The last time I saw this very same question asked, the condition was that $x + yt + zt^2 \neq 0$. Typo on the OP's part.

Apologies, again, Mellow Melon is right and the condition should be $x+yt+zt^{2}\not= 0$. If I'm posting problems for a whole Olympiad (e.g. this is Ibero 88), I do not have time to think about every question.
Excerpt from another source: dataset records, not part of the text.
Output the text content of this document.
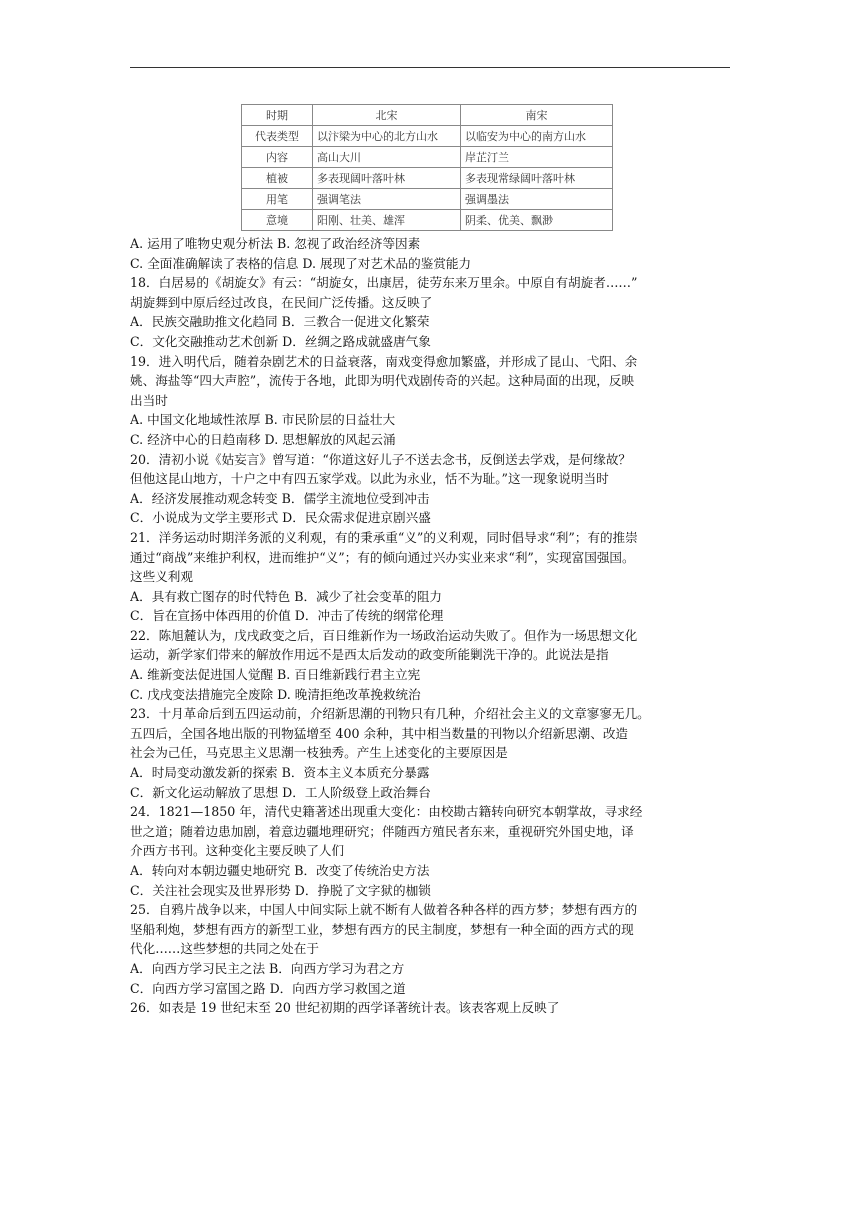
时期	北宋	南宋
代表类型	以汴梁为中心的北方山水	以临安为中心的南方山水
内容	高山大川	岸芷汀兰
植被	多表现阔叶落叶林	多表现常绿阔叶落叶林
用笔	强调笔法	强调墨法
意境	阳刚、壮美、雄浑	阴柔、优美、飘渺
A. 运用了唯物史观分析法 B. 忽视了政治经济等因素
C. 全面准确解读了表格的信息 D. 展现了对艺术品的鉴赏能力
18．白居易的《胡旋女》有云：“胡旋女，出康居，徒劳东来万里余。中原自有胡旋者……”
胡旋舞到中原后经过改良，在民间广泛传播。这反映了
A．民族交融助推文化趋同 B．三教合一促进文化繁荣
C．文化交融推动艺术创新 D．丝绸之路成就盛唐气象
19．进入明代后，随着杂剧艺术的日益衰落，南戏变得愈加繁盛，并形成了昆山、弋阳、余
姚、海盐等“四大声腔”，流传于各地，此即为明代戏剧传奇的兴起。这种局面的出现，反映
出当时
A. 中国文化地域性浓厚 B. 市民阶层的日益壮大
C. 经济中心的日趋南移 D. 思想解放的风起云涌
20．清初小说《姑妄言》曾写道：“你道这好儿子不送去念书，反倒送去学戏，是何缘故？
但他这昆山地方，十户之中有四五家学戏。以此为永业，恬不为耻。”这一现象说明当时
A．经济发展推动观念转变 B．儒学主流地位受到冲击
C．小说成为文学主要形式 D．民众需求促进京剧兴盛
21．洋务运动时期洋务派的义利观，有的秉承重“义”的义利观，同时倡导求“利”；有的推崇
通过“商战”来维护利权，进而维护“义”；有的倾向通过兴办实业来求“利”，实现富国强国。
这些义利观
A．具有救亡图存的时代特色 B．减少了社会变革的阻力
C．旨在宣扬中体西用的价值 D．冲击了传统的纲常伦理
22．陈旭麓认为，戊戌政变之后，百日维新作为一场政治运动失败了。但作为一场思想文化
运动，新学家们带来的解放作用远不是西太后发动的政变所能剿洗干净的。此说法是指
A. 维新变法促进国人觉醒 B. 百日维新践行君主立宪
C. 戊戌变法措施完全废除 D. 晚清拒绝改革挽救统治
23．十月革命后到五四运动前，介绍新思潮的刊物只有几种，介绍社会主义的文章寥寥无几。
五四后，全国各地出版的刊物猛增至 400 余种，其中相当数量的刊物以介绍新思潮、改造
社会为己任，马克思主义思潮一枝独秀。产生上述变化的主要原因是
A．时局变动激发新的探索 B．资本主义本质充分暴露
C．新文化运动解放了思想 D．工人阶级登上政治舞台
24．1821—1850 年，清代史籍著述出现重大变化：由校勘古籍转向研究本朝掌故，寻求经
世之道；随着边患加剧，着意边疆地理研究；伴随西方殖民者东来，重视研究外国史地，译
介西方书刊。这种变化主要反映了人们
A．转向对本朝边疆史地研究 B．改变了传统治史方法
C．关注社会现实及世界形势 D．挣脱了文字狱的枷锁
25．自鸦片战争以来，中国人中间实际上就不断有人做着各种各样的西方梦；梦想有西方的
坚船利炮，梦想有西方的新型工业，梦想有西方的民主制度，梦想有一种全面的西方式的现
代化……这些梦想的共同之处在于
A．向西方学习民主之法 B．向西方学习为君之方
C．向西方学习富国之路 D．向西方学习救国之道
26．如表是 19 世纪末至 20 世纪初期的西学译著统计表。该表客观上反映了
I think the solution can be generalized to any "t" that is the cubic root of a positive integer, so I'll simply use $t=\sqrt[3]k $ Expanding the original condition yields: $ (xu + kyw + kzv) + t(xv + yu + kzw) + t^2 (xw + yv + zu) = 1$ A solution can be found if the following system of equations has a solution for every rational $x,y,z$ $\left. \begin{array}{rcl} xu + kzv + kyw & = & 1 \\ yu + xv + kzw & = & 0 \\ zu + yv + xw & = & 0 \end{array} \right\}$ But this system has rational solutions if and only if its determinant is different to zero (clearly, we are considering $u,v,w$ as variables, and $k,x,y,z$ as given constants). So suppose the determinant equals zero, then, we get: $ x (x^2 - kyz) - kz (xy - kz^2) + ky (y^2 - xz) = 0$ $\leftrightarrow x^3 + ky^3 + k^2z^3 = 3kxyz$ Now write $ x= \dfrac{a}{b} , y= \dfrac{c}{d}, z= \dfrac{e}{f}$, where $a,b,c,d,e,f$ are integers since $x, y, z$ are rational. Then: $ \dfrac{a^3}{b^3} + k\dfrac{c^3}{d^3} + k^2\dfrac{e^3}{f^3} = 3\dfrac{ace}{bdf}$ Multiplying by $(bdf)^3$ and simplyfing: $ (adf)^3 + k(cbf)^3 + k^2(ebd)^3 = 3kabc(bdf)^2$ Now taking $p=adf, q=cbf, r= ebd$: $p^3 + kq^3 + k^2r^3 = 3kpqr$ From here it is pretty straightforward. Suppose an integer solution $(p,q,r)$ whose absolute values are minimal. But clearly k divides $p^3$, so $k^3$ divides $p^3$. Let $p= kp'$, then: $p'^3k^3 + kq^3 + k^2r^3 = 3k^2p'qr$ Simplyfing : $p'^3k^2 + q^3 + kr^3 = 3kp'qr$ , and $k$ divides $q^3$. Repeating with $r$ the same procedure we get $(\dfrac{p}{k},\dfrac{q}{k},\dfrac{r}{k})$ is another integer solution, contradicting the minimality first conejctured. So the determinant is always different to zero, and rational solutions $(u,v,w)$ always exist.